OTTAWA – Le ministre de la Sécurité publique, Vic Toews, estime que la sécurité l'emporte sur la rapidité, en ce qui concerne le retour d'Omar Khadr au Canada.
Le ministre Toews répondait lundi à des sympathisants et des avocats qui crient à l'injustice, parce qu'ils ont l'impression que le Canada ne fait rien dans cette affaire.
Le ministre de la Sécurité publique dit qu'il ne sera pas «poussé» à prendre une décision, malgré les démarches de l'équipe juridique de M. Khadr en Cour fédérale.
Les avocats du détenu de Guantanamo Bay, qui purge une peine de huit ans de prison pour le meurtre d'un soldat américain en Afghanistan, ont demandé vendredi soir une révision judiciaire concernant le refus du gouvernement de demander à des fonctionnaires des États-Unis de transférer le natif de Toronto dans une prison canadienne.

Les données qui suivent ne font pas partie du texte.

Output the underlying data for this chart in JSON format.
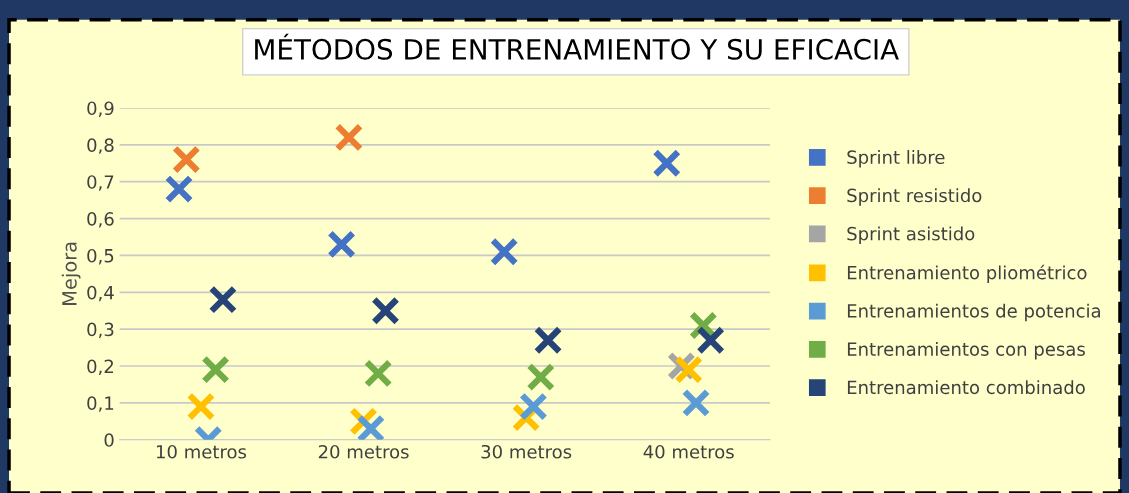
{
  "chart_data": {
    "type": "scatter",
    "title": "MÉTODOS DE ENTRENAMIENTO Y SU EFICACIA",
    "ylabel": "Mejora",
    "categories": [
      "10 metros",
      "20 metros",
      "30 metros",
      "40 metros"
    ],
    "series": [
      {
        "name": "Sprint libre",
        "color": "#4472c4",
        "values": [
          0.68,
          0.53,
          0.51,
          0.75
        ]
      },
      {
        "name": "Sprint resistido",
        "color": "#ed7d31",
        "values": [
          0.76,
          0.82,
          null,
          null
        ]
      },
      {
        "name": "Sprint asistido",
        "color": "#a5a5a5",
        "values": [
          null,
          null,
          null,
          0.2
        ]
      },
      {
        "name": "Entrenamiento pliométrico",
        "color": "#ffc000",
        "values": [
          0.09,
          0.05,
          0.06,
          0.19
        ]
      },
      {
        "name": "Entrenamientos de potencia",
        "color": "#5b9bd5",
        "values": [
          0.0,
          0.03,
          0.09,
          0.1
        ]
      },
      {
        "name": "Entrenamientos con pesas",
        "color": "#70ad47",
        "values": [
          0.19,
          0.18,
          0.17,
          0.31
        ]
      },
      {
        "name": "Entrenamiento combinado",
        "color": "#264478",
        "values": [
          0.38,
          0.35,
          0.27,
          0.27
        ]
      }
    ],
    "ylim": [
      0,
      0.9
    ],
    "yticks": [
      0,
      {
        "value": 0.1,
        "label": "0,1"
      },
      {
        "value": 0.2,
        "label": "0,2"
      },
      {
        "value": 0.3,
        "label": "0,3"
      },
      {
        "value": 0.4,
        "label": "0,4"
      },
      {
        "value": 0.5,
        "label": "0,5"
      },
      {
        "value": 0.6,
        "label": "0,6"
      },
      {
        "value": 0.7,
        "label": "0,7"
      },
      {
        "value": 0.8,
        "label": "0,8"
      },
      {
        "value": 0.9,
        "label": "0,9"
      }
    ],
    "grid": "y",
    "legend": "right",
    "marker": "cross"
  }
}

«Je ne vais pas prendre des décisions qui mettraient de quelque manière la sécurité publique en péril. J'ai l'obligation de me convaincre que j'ai toute l'information pertinente, avant de prendre une décision, a déclaré M. Toews. À ce stade, je n'ai pas toutes les informations pertinentes et je ne vais pas être poussé à prendre une décision.»
Le ministre Toews a reçu une demande formelle de Washington en avril pour le transfert du criminel de guerre, qui était admissible à revenir au Canada en octobre dernier après avoir négocié des aveux en 2010.
En vertu de cette entente, Omar Khadr a plaidé coupable à cinq des crimes de guerre, y compris le meurtre en 2002 d'un infirmier américain au cours d'une fusillade en Afghanistan.
Les partisans d'Omar Khadr rappellent qu'il était un enfant-soldat et qu'il se trouvait au mauvais endroit au mauvais moment alors que d'autres disent qu'il est un terroriste et qu'il connaissait les conséquences de lancer la grenade qui a tué le soldat américain.
La Cour suprême du Canada a statué en janvier 2010 que ses droits constitutionnels ont été violés, mais elle n'a pas ordonné à Ottawa de le rapatrier.